Hoje, o valor da produção mundial
de fermentados é de US$ 5 bilhões,
crescendo 8% ao ano. Estudos indicam que esta taxa
deve saltar para 15% ao ano ao longo da década,
superando 25% na segunda década deste século.
Os produtos industriais baseados em óleos
transformaram-se em um mercado vigoroso, amparados
em catalisadores e outros processos de engenharia
química. Com a paulatina incorporação
de processos biotecnológicos, os limites
deste mercado serão largamente expandidos.

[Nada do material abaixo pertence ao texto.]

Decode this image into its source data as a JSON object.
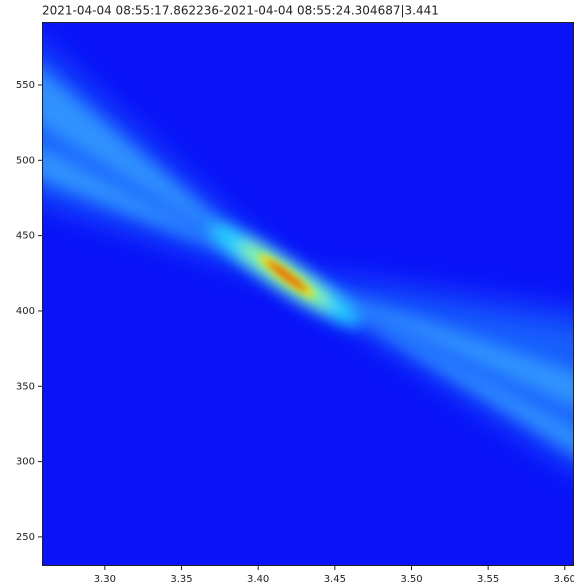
{
  "chart_data": {
    "type": "heatmap",
    "title": "2021-04-04 08:55:17.862236-2021-04-04 08:55:24.304687|3.441",
    "xlim": [
      3.259,
      3.606
    ],
    "ylim": [
      230.7,
      591.8
    ],
    "xticks": [
      {
        "value": 3.3,
        "label": "3.30"
      },
      {
        "value": 3.35,
        "label": "3.35"
      },
      {
        "value": 3.4,
        "label": "3.40"
      },
      {
        "value": 3.45,
        "label": "3.45"
      },
      {
        "value": 3.5,
        "label": "3.50"
      },
      {
        "value": 3.55,
        "label": "3.55"
      },
      {
        "value": 3.6,
        "label": "3.60"
      }
    ],
    "yticks": [
      250,
      300,
      350,
      400,
      450,
      500,
      550
    ]
  }
}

É possível aprimorar as oleaginosas,
alterando sua fração lipídica,
concentrando na produção de óleos
de maior interesse, saturando ou dessaturando ligações
ou modificando a proporção de isômeros.
É possível interferir nos processos
metabólicos das plantas, ativando ou desativando
genes, introduzindo novos genes que codificam para
enzimas ou outras substâncias que tornem o
processo mais eficiente. No processamento existe
outro campo inesgotável de aplicação
da biotecnologia, que permite ganhos de escala e
de eficiência, substituindo as plantas industriais,
com enormes ganhos econômicos, sociais e ambientais.
Traçando
o futuro
O investimento em
C&T na engenharia de bioprocessamento será
um dos maiores diferenciais competitivos do mundo
de nossos filhos e netos. Uma vez tornadas obsoletas,
as atuais plantas petroquímicas contribuirão
marginalmente para a formação de riqueza
do porvir. As Nações que dominarem
as técnicas de aproveitamento da biomassa
para a produção de utilidades requeridas
no dia a dia da sociedade, serão as potências
econômicas do século. Obviamente, tanto
os governos dos países que lideram a economia
mundial, como as corporações, isoladamente,
dispõem desta visão de futuro e já
migram seus investimentos para posicionar-se, adequadamente,
no novo perfil de negócios.
Essa visão de futuro incorpora três
componentes comuns: o reconhecimento de que a biotecnologia
será uma fonte quase inesgotável de
inovações; o entendimento de que o
custo de produtos derivados da biotecnologia cairá
dramaticamente com a melhoria dos processos e o
ganho de escala; e a necessidade de desenvolver
processos seguros ao Homem e ao ambiente.